La West Virginia è il secondo stato americano per l’estrazione del carbone, un’intercapedine montana del sud dove le logiche politiche sono alterate rispetto a quelle nazionali. I democratici dello stato votano tranquillamente candidati repubblicani alla Casa Bianca.

John Fitzgerald Kennedy diceva che «chiunque voglia diventare presidente deve venire nella West Virginia» in campagna elettorale. Biden non c’è andato a causa della pandemia, ma non sarebbe stato accolto con grande giubilo in uno stato di solida tradizione operaia dove Donald Trump ha preso il 68,6 per cento dei voti nel 2020, in leggero incremento rispetto a quattro anni prima. È da questi elettori che dipende la sopravvivenza politica di Manchin.

Indebolito alla Cop 26

Il fallimento del programma sulla transizione energetica è una ferita alla credibilità di Biden in vista della Cop 26. Il piano era presentarsi a Glasgow fra due settimane mostrando il programma energetico come prova che la prima potenza inquinante del mondo sta davvero cambiando rotta, mentre il presidente ci arriverà come latore di buoni propositi senza seguito concreto e come leader che sulla questione verde non riesce nemmeno a disciplinare il proprio partito. Le potenze riottose verso la transizione avranno buon gioco a usare l’inazione americana per giustificare la propria.

La fine del sogno di Roosevelt

L’inciampo politico-climatico di Biden va letto nel contesto più ampio della sua crisi di leadership.

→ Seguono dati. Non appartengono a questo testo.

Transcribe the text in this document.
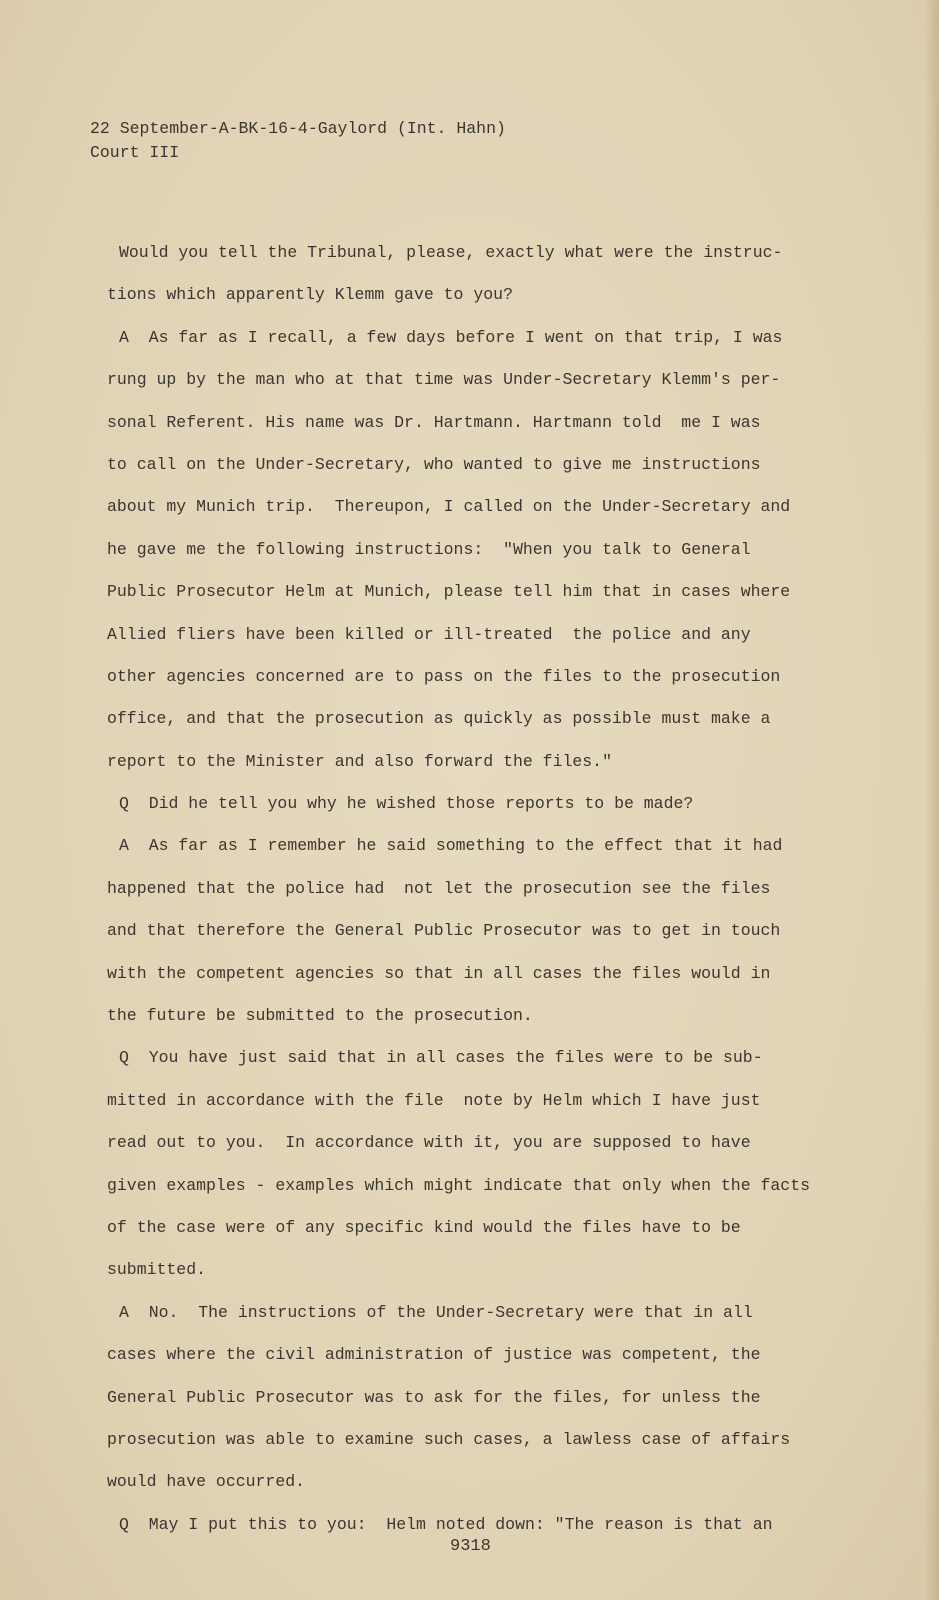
22 September-A-BK-16-4-Gaylord (Int. Hahn)
Court III
Would you tell the Tribunal, please, exactly what were the instruc-
tions which apparently Klemm gave to you?
A  As far as I recall, a few days before I went on that trip, I was
rung up by the man who at that time was Under-Secretary Klemm's per-
sonal Referent. His name was Dr. Hartmann. Hartmann told  me I was
to call on the Under-Secretary, who wanted to give me instructions
about my Munich trip.  Thereupon, I called on the Under-Secretary and
he gave me the following instructions:  "When you talk to General
Public Prosecutor Helm at Munich, please tell him that in cases where
Allied fliers have been killed or ill-treated  the police and any
other agencies concerned are to pass on the files to the prosecution
office, and that the prosecution as quickly as possible must make a
report to the Minister and also forward the files."
Q  Did he tell you why he wished those reports to be made?
A  As far as I remember he said something to the effect that it had
happened that the police had  not let the prosecution see the files
and that therefore the General Public Prosecutor was to get in touch
with the competent agencies so that in all cases the files would in
the future be submitted to the prosecution.
Q  You have just said that in all cases the files were to be sub-
mitted in accordance with the file  note by Helm which I have just
read out to you.  In accordance with it, you are supposed to have
given examples - examples which might indicate that only when the facts
of the case were of any specific kind would the files have to be
submitted.
A  No.  The instructions of the Under-Secretary were that in all
cases where the civil administration of justice was competent, the
General Public Prosecutor was to ask for the files, for unless the
prosecution was able to examine such cases, a lawless case of affairs
would have occurred.
Q  May I put this to you:  Helm noted down: "The reason is that an
9318
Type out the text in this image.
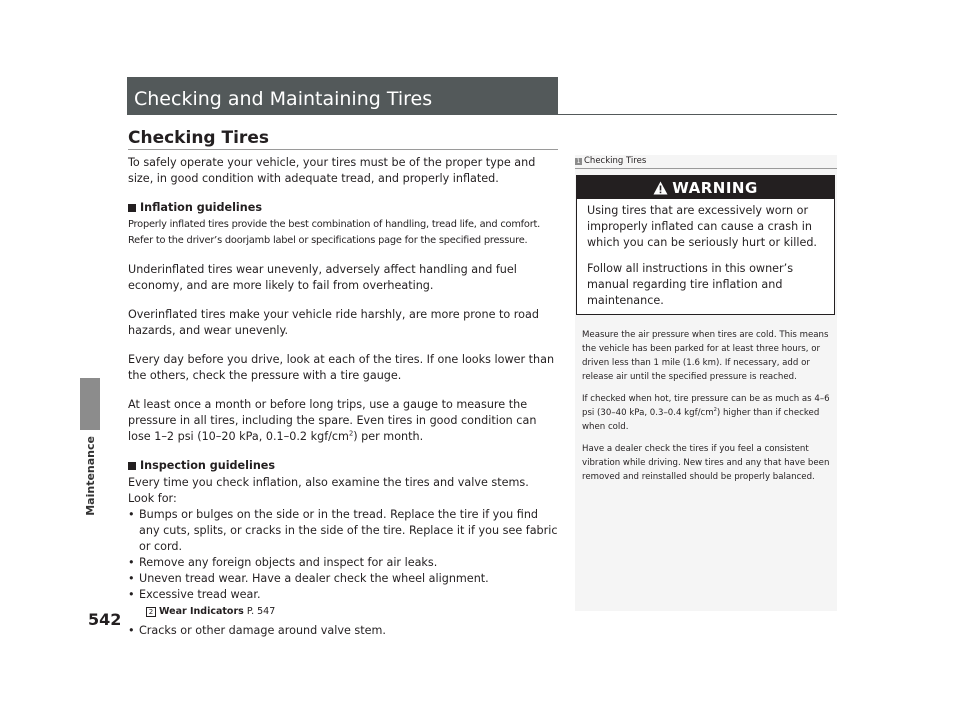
Maintenance
542
Checking and Maintaining Tires
Checking Tires

To safely operate your vehicle, your tires must be of the proper type and size, in good condition with adequate tread, and properly inflated.

Inflation guidelines

Properly inflated tires provide the best combination of handling, tread life, and comfort. Refer to the driver’s doorjamb label or specifications page for the specified pressure.

Underinflated tires wear unevenly, adversely affect handling and fuel economy, and are more likely to fail from overheating.

Overinflated tires make your vehicle ride harshly, are more prone to road hazards, and wear unevenly.

Every day before you drive, look at each of the tires. If one looks lower than the others, check the pressure with a tire gauge.

At least once a month or before long trips, use a gauge to measure the pressure in all tires, including the spare. Even tires in good condition can lose 1–2 psi (10–20 kPa, 0.1–0.2 kgf/$cm^2$) per month.

Inspection guidelines

Every time you check inflation, also examine the tires and valve stems.

Look for:

• Bumps or bulges on the side or in the tread. Replace the tire if you find any cuts, splits, or cracks in the side of the tire. Replace it if you see fabric or cord.
• Remove any foreign objects and inspect for air leaks.
• Uneven tread wear. Have a dealer check the wheel alignment.
• Excessive tread wear.
2 Wear Indicators P. 547
• Cracks or other damage around valve stem.
1 Checking Tires
WARNING

Using tires that are excessively worn or improperly inflated can cause a crash in which you can be seriously hurt or killed.

Follow all instructions in this owner’s manual regarding tire inflation and maintenance.

Measure the air pressure when tires are cold. This means the vehicle has been parked for at least three hours, or driven less than 1 mile (1.6 km). If necessary, add or release air until the specified pressure is reached.

If checked when hot, tire pressure can be as much as 4–6 psi (30–40 kPa, 0.3–0.4 kgf/$cm^2$) higher than if checked when cold.

Have a dealer check the tires if you feel a consistent vibration while driving. New tires and any that have been removed and reinstalled should be properly balanced.
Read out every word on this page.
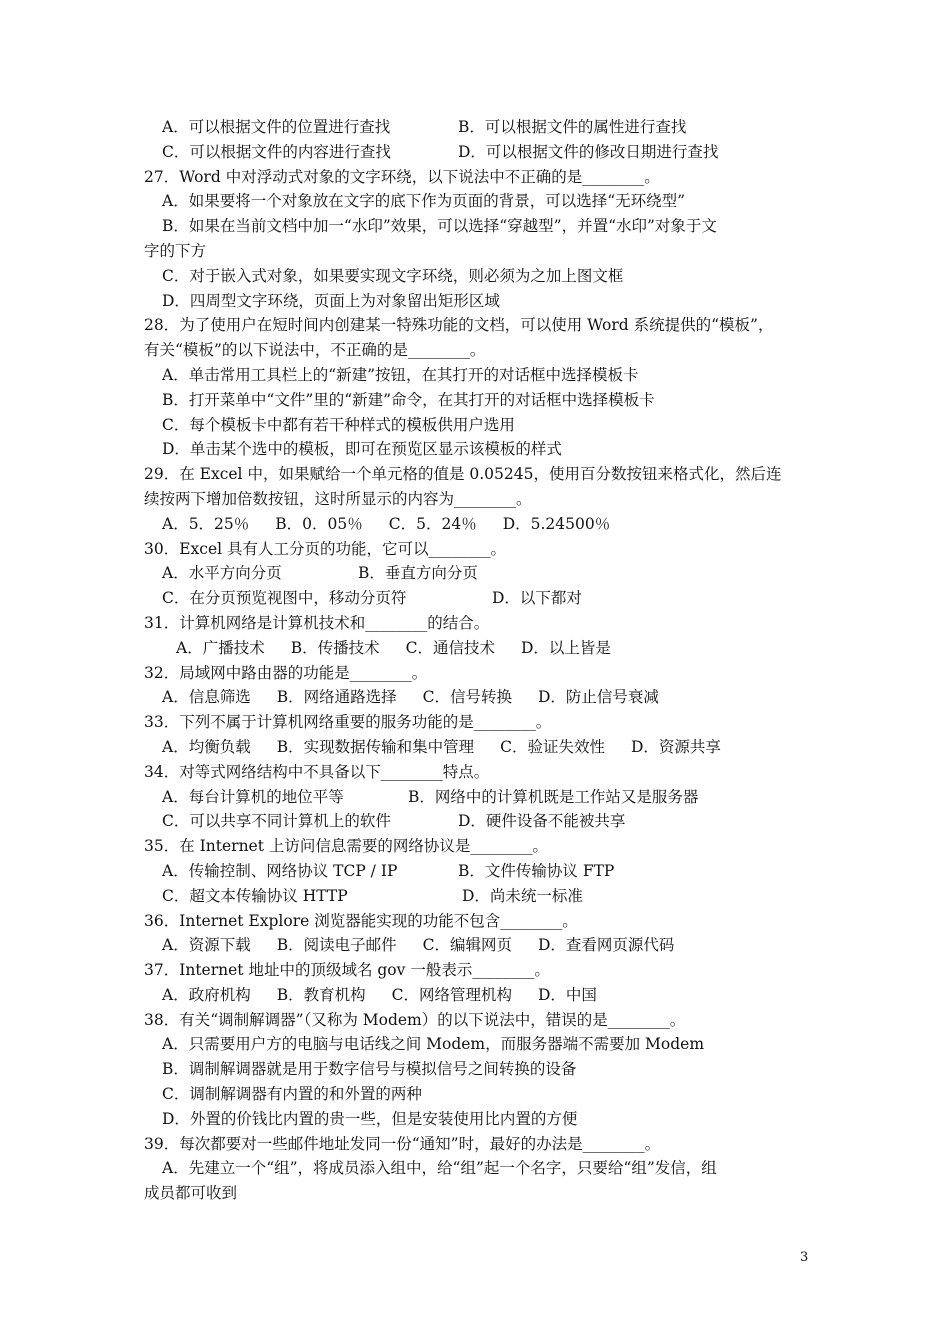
A．可以根据文件的位置进行查找	B．可以根据文件的属性进行查找
C．可以根据文件的内容进行查找	D．可以根据文件的修改日期进行查找
27．Word 中对浮动式对象的文字环绕，以下说法中不正确的是________。
A．如果要将一个对象放在文字的底下作为页面的背景，可以选择“无环绕型”
B．如果在当前文档中加一“水印”效果，可以选择“穿越型”，并置“水印”对象于文
字的下方
C．对于嵌入式对象，如果要实现文字环绕，则必须为之加上图文框
D．四周型文字环绕，页面上为对象留出矩形区域
28．为了使用户在短时间内创建某一特殊功能的文档，可以使用 Word 系统提供的“模板”，
有关“模板”的以下说法中，不正确的是________。
A．单击常用工具栏上的“新建”按钮，在其打开的对话框中选择模板卡
B．打开菜单中“文件”里的“新建”命令，在其打开的对话框中选择模板卡
C．每个模板卡中都有若干种样式的模板供用户选用
D．单击某个选中的模板，即可在预览区显示该模板的样式
29．在 Excel 中，如果赋给一个单元格的值是 0.05245，使用百分数按钮来格式化，然后连
续按两下增加倍数按钮，这时所显示的内容为________。
A．5．25％ B．0．05％ C．5．24％ D．5.24500％
30．Excel 具有人工分页的功能，它可以________。
A．水平方向分页	B．垂直方向分页
C．在分页预览视图中，移动分页符	D．以下都对
31．计算机网络是计算机技术和________的结合。
A．广播技术 B．传播技术 C．通信技术 D．以上皆是
32．局域网中路由器的功能是________。
A．信息筛选 B．网络通路选择 C．信号转换 D．防止信号衰减
33．下列不属于计算机网络重要的服务功能的是________。
A．均衡负载 B．实现数据传输和集中管理 C．验证失效性 D．资源共享
34．对等式网络结构中不具备以下________特点。
A．每台计算机的地位平等	B．网络中的计算机既是工作站又是服务器
C．可以共享不同计算机上的软件	D．硬件设备不能被共享
35．在 Internet 上访问信息需要的网络协议是________。
A．传输控制、网络协议 TCP / IP	B．文件传输协议 FTP
C．超文本传输协议 HTTP	D．尚未统一标准
36．Internet Explore 浏览器能实现的功能不包含________。
A．资源下载 B．阅读电子邮件 C．编辑网页 D．查看网页源代码
37．Internet 地址中的顶级域名 gov 一般表示________。
A．政府机构 B．教育机构 C．网络管理机构 D．中国
38．有关“调制解调器”（又称为 Modem）的以下说法中，错误的是________。
A．只需要用户方的电脑与电话线之间 Modem，而服务器端不需要加 Modem
B．调制解调器就是用于数字信号与模拟信号之间转换的设备
C．调制解调器有内置的和外置的两种
D．外置的价钱比内置的贵一些，但是安装使用比内置的方便
39．每次都要对一些邮件地址发同一份“通知”时，最好的办法是________。
A．先建立一个“组”，将成员添入组中，给“组”起一个名字，只要给“组”发信，组
成员都可收到
3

Il progetto rooseveltiano di riformare il sistema di welfare è già svanito.

La riforma da 3.500 miliardi di dollari complessivi si è già ridotta di un terzo e la flebile maggioranza democratica al Congresso non è in grado di governare sé stessa, figurarsi di reggere le pressioni per ridurre ancora la spesa che avrebbe dovuto cambiare l’assetto della società americana in modo irreversibile.

Biden ha esplicitamente paragonato le sue riforme al New Deal di Franklin Delano Roosevelt,  e aveva riecheggiato le parole del suo leggendario predecessore nel discorso sullo Stato dell’unione ad Aprile: «Dobbiamo dimostrare che la democrazia funziona ancora».

Gli eventi di questi giorni ricordano a Biden che la democrazia funziona ancora, ma è fatta anche dal potere legislativo e il sostegno del Congresso è cruciale per varare qualunque riforma, specialmente quelle particolarmente ambiziose.

Afferrato che il paragone con il New Deal era effettivamente rischioso, i democratici hanno ripiegato, per dir così, sulla “great society” di Lyndon Johnson, evocando la stagione legislativa in cui il Congresso ha introdotto l’assistenza sanitaria per anziani e poveri, ha messo il sigillo sul diritto di voto per le minoranze, ha dato finanziamenti massicci alle scuole pubbliche, introdotto leggi per la protezione ambientale, riformato l’immigrazione, creato nuovi dipartimenti governativi e molto altro. 

Il crollo dei consensi

Johnson allora controllava con disciplina quasi militare il Congresso.  Nonostante le conquiste, due anni più tardi, alle elezioni di midterm, i democratici hanno perso 3 senatori e 47 deputati, cosa che ha di fatto chiuso la stagione delle riforme. Biden non gode nemmeno delle condizioni della prima parte dell’Amministrazione Johnson e il suo tasso di gradimento è precipitato dalle parti di quello di Trump.

Secondo le analisi di FiveThirtyEight, il 49 per cento degli americani disapprova l’operato presidenziale, mentre solo il 44 per cento è favorevole. Gli stessi analisti spiegano che l’effetto del disastroso ritiro dall’Afghanistan, ormai svanito dalla memoria dell’elettorato introflesso americano, non è il fattore determinante del crollo, che invece va ricercato nella gestione della pandemia e della ripresa economica.

Su questi due temi cruciali l’operato di Biden non è mai stato particolarmente gradito, anche prima che arrivasse il senatore Manchin a rovinargli la festa verde.